As I mentioned in the update to my previous post, I’ve lately been having a careful read through a classic paper on MCMC algorithms: Tierney (1994). One interesting property of Tierney’s ‘*Markov chains for exploring posterior distributions’* is that of its over 3000 citations the vast majority are from other highly cited papers within the statistics and applied probability literature; and after following up on just a handful of these it is my impression that the citations are well deserved in the sense of Tierney’s paper having legitimately contributed a useful piece of knowledge to the citing paper. [Incidentally, in one of the citing papers I clicked through I found a very earnest-looking photo of our friend from Oxford stats—a young Arnaud Doucet.]

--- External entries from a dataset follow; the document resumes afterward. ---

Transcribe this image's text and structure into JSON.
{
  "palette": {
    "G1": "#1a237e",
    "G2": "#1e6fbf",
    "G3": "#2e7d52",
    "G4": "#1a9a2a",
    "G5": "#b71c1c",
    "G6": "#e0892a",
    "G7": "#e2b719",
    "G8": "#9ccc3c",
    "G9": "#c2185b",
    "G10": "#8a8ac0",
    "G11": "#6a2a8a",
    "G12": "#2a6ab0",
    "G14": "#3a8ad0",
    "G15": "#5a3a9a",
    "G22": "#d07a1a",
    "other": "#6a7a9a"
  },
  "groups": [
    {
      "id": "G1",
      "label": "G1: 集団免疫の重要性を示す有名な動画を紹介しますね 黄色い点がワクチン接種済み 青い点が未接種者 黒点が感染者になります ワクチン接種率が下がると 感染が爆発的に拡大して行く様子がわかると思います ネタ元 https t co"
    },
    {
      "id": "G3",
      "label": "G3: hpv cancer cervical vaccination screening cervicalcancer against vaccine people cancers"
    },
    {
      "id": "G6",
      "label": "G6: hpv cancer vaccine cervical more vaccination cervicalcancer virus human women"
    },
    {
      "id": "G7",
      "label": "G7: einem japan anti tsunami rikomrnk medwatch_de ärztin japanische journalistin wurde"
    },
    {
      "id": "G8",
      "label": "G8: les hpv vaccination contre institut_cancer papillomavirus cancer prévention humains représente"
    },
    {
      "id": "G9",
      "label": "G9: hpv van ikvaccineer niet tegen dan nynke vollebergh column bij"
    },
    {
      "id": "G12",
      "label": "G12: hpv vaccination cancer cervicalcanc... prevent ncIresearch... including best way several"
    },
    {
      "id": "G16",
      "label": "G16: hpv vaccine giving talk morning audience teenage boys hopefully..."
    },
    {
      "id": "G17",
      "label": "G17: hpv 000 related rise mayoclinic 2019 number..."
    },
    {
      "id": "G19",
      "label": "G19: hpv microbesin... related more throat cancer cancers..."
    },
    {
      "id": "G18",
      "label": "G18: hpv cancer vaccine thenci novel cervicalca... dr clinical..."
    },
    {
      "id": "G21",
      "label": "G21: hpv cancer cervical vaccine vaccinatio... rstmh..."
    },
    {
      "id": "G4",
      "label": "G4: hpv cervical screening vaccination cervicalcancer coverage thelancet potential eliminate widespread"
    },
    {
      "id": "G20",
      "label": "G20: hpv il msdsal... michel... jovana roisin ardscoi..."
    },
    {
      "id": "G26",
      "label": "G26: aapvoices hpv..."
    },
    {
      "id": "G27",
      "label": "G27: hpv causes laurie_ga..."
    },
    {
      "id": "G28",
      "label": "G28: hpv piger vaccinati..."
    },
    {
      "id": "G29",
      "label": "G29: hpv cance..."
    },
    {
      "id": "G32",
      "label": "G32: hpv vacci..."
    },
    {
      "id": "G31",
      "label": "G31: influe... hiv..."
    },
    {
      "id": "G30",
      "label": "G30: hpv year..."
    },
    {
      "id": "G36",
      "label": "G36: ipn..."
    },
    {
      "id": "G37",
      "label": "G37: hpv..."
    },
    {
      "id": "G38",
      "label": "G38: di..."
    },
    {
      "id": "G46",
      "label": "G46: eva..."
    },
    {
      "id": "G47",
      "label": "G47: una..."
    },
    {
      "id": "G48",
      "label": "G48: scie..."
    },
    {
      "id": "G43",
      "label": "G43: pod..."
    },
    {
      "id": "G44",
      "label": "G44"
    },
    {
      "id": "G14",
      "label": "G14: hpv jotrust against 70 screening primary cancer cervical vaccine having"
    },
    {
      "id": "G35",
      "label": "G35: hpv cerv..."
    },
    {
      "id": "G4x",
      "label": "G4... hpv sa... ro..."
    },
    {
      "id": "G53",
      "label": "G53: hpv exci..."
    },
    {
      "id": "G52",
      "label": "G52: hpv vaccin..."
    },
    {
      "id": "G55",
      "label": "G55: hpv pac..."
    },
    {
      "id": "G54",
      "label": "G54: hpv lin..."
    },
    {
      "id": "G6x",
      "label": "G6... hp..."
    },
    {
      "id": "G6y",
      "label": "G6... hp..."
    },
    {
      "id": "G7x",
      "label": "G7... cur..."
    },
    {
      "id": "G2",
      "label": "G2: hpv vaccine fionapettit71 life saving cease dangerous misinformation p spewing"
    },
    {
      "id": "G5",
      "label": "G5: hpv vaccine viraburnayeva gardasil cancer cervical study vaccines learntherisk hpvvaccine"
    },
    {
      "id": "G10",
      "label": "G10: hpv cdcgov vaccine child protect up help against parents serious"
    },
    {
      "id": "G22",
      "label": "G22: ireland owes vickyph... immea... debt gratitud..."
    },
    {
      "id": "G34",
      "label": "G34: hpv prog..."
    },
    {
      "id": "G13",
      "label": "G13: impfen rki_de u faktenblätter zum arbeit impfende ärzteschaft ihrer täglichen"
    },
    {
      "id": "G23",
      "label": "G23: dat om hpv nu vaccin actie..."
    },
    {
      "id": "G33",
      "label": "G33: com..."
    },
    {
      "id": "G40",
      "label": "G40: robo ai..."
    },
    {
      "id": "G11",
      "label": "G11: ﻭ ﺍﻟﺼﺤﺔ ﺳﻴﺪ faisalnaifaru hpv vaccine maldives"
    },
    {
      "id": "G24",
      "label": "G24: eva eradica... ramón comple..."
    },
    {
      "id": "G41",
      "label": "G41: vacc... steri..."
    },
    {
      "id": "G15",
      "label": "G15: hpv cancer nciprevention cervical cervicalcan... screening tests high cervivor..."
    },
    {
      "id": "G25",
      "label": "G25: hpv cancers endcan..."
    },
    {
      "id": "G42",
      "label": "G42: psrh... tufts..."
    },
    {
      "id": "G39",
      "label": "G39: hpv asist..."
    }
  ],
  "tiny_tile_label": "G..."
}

On the other hand, despite discussing a diverse range of MCMC varieties (Metropolis-Hasting proposals, independence sampling, Gibbs sampling, rejection Gibbs sampling, grid-based sampling, etc.) this paper appears not to be so well known in the physical sciences where MCMC methods are now quite common-place. One reason for this may be that Tierney brings out the measure theory quite early on (in order to be sure of his discussion covering *general* state spaces); but my advice for (astro-)physicists not familiar with measure theory would be to just plough through Sections 1 (brief introduction), 2 (introduction to the language of general state space, discrete time Markov chains and discussion of key MCMC strategies), 4 (implementation issues: including conditioning) and 5 (numerical example) regardless and read all integrals as Riemann integrals with Dirac delta functions allowed as we’re already thoroughly comfortable with. Section 3 can then be tackled at leisure depending on interest. The value of Section 2 is that it gives a rigorous mathematical description of the Metropolis-Hasting algorithm (with a three step proof that the targeted posterior is indeed its invariant distribution) and then uses this consistent language to describe and unify the host of alternative MCMC schemes listed above.

Despite cranking up the maths level somewhat Section 3 will not be intractable to anyone already familiar with basic discrete space, discrete time Markov chain theory (i.e. types of chains [periodic/aperiodic, positive recurrent, null recurrent], limiting/stationary distributions, etc.; e.g. Haggstrom’s textbook) and some measure. In fact, as this was my first time reading a formal treatment of general state space chains I got most enjoyment out of spotting the similarities and differences with the discrete state space regime: e.g. while we don’t need to explicitly state the metric of convergence in writing lim_{k->inf} P^k = 1 pi in the irreducible, aperiodic finite, discrete state case, it turns out we do need to specify *pi-almost everywhere* convergence in *total variation norm* for the general state space case, which makes intuitive sense and helped me clarify some thinking about the total variation distance. The real value of Section 3 though is that it identifies the importance of distinguishing Harris recurrence from boring old pi-almost everywhere recurrence, and simple ergodicity from geometric ergodicity: which in turn have been re-emphasised and discussed further in the influential paper (it had a lot of verbal references at the i-like meeting here in Oxford earlier this year) by Roberts & Rosenthal (2007).

So … overall I would thoroughly recommend Tierney (1994) to my blog readers as a worthwhile paper to get stuck into when you have a decent block of free thinking time (which can sometimes feel like never, of course).

p.s. If I had one quibble with the terminology in this paper it would be the term “harmonic function” for h=Ph functions: this just confused me thanks to the existence of a different type of harmonic function in physics. In my head I think of the pi = pi P functions (/measures) as “outwards-going self similar inputs” to P and the “harmonic functions” as their counterpart: “inwards-going self similar inputs” to P (although I understand this corrupts the sense of the word ‘input’ somewhat!).